Esta última explicación convenció a Joseph. De hecho, estuvo a punto incluso de convencer a la propia Audrey. Hasta puede que lo hubiera hecho si no fuera por el otro comentario que hizo Daniel y que Joseph parecía no recordar. El comentario fue «Pero no son tres las mentiras, sino cuatro, ¿no es cierto, Audrey?». Y era cierto, sí, porque ella ocultaba una mentira. Un secreto sobre algo que ocurrió una noche en Harvard, hacía catorce años, precisamente junto a la Estatua de las Tres Mentiras…
Roma, Italia
La Compañía de Jesús, cuyos integrantes eran conocidos como jesuitas, había caminado siempre por una cuerda floja en sus relaciones políticas con los distintos estados y con la propia Santa Sede. A lo largo de la historia, la Orden sufrió la expulsión de muchos países, fue rechazada y combatida. El sentido progresista de sus miembros los había llevado incluso a ser tachados de izquierdistas en lugares como Suramérica, aunque, contrariamente, para muchos eran tradicionales siervos de Dios. Sus votos incluían la obediencia directa al Papa, y sin embargo muchos papas los habían despreciado. Seguían una estricta formación, que duraba diez años. Estudiaban filosofía y teología, pero también ciencias, y estaban siempre abiertos a conocimientos heterodoxos, como la parapsicología, la ufología o el ocultismo.

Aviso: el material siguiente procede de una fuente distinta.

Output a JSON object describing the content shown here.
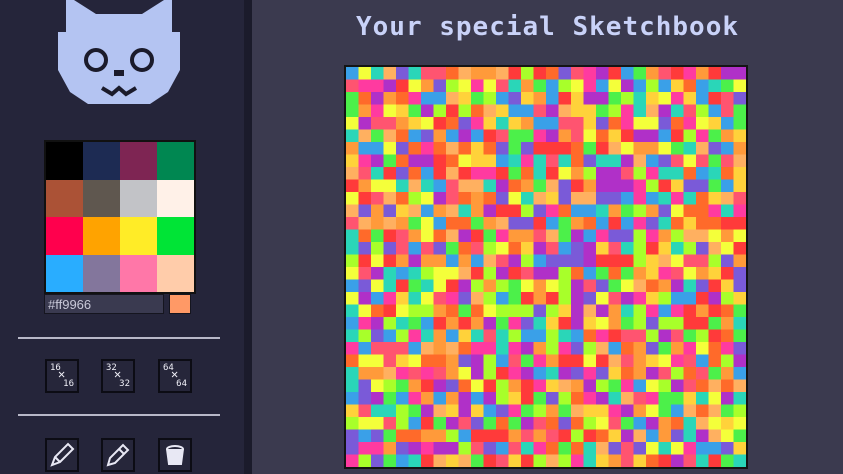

Por eso no era de extrañar que el grupo religioso más fronterizo del Vaticano, que se dedicaba a investigaciones que otros, en su ignorancia y su temor, consideraban absurdas o ridiculas, estuviera formado por jesuitas. Los Lobos de Dios habían nacido en 1970, al abrigo del papa Pablo VI. A su muerte, ya con Juan Pablo II en la silla de Pedro -y tras el breve pontificado de Juan Pablo I-, el papa polaco a punto estuvo de disolver el grupo. Los jesuítas no eran precisamente de su agrado, y por eso la cuestión se saldó con un cambio de cabeza. El primer prefecto de los Lobos de Dios fue un vascofrancés, monseñor Virgile Guethary, con quien la nueva cúpula de poder estaba enfrentada. Lo sustituyó en 1979 el polaco Ignatius Franzik, hombre vigoroso, inteligente y diplomático, capaz de moverse en unos tiempos difíciles para la Compañía de Jesús, más favorables a órdenes tradicionalistas como el Opus Dei, nombrada prelatura personal de Juan Pablo II. Su calidad de compatriota del Sumo Pontífice ayudó en gran medida a que los Lobos de Dios no fueran disueltos.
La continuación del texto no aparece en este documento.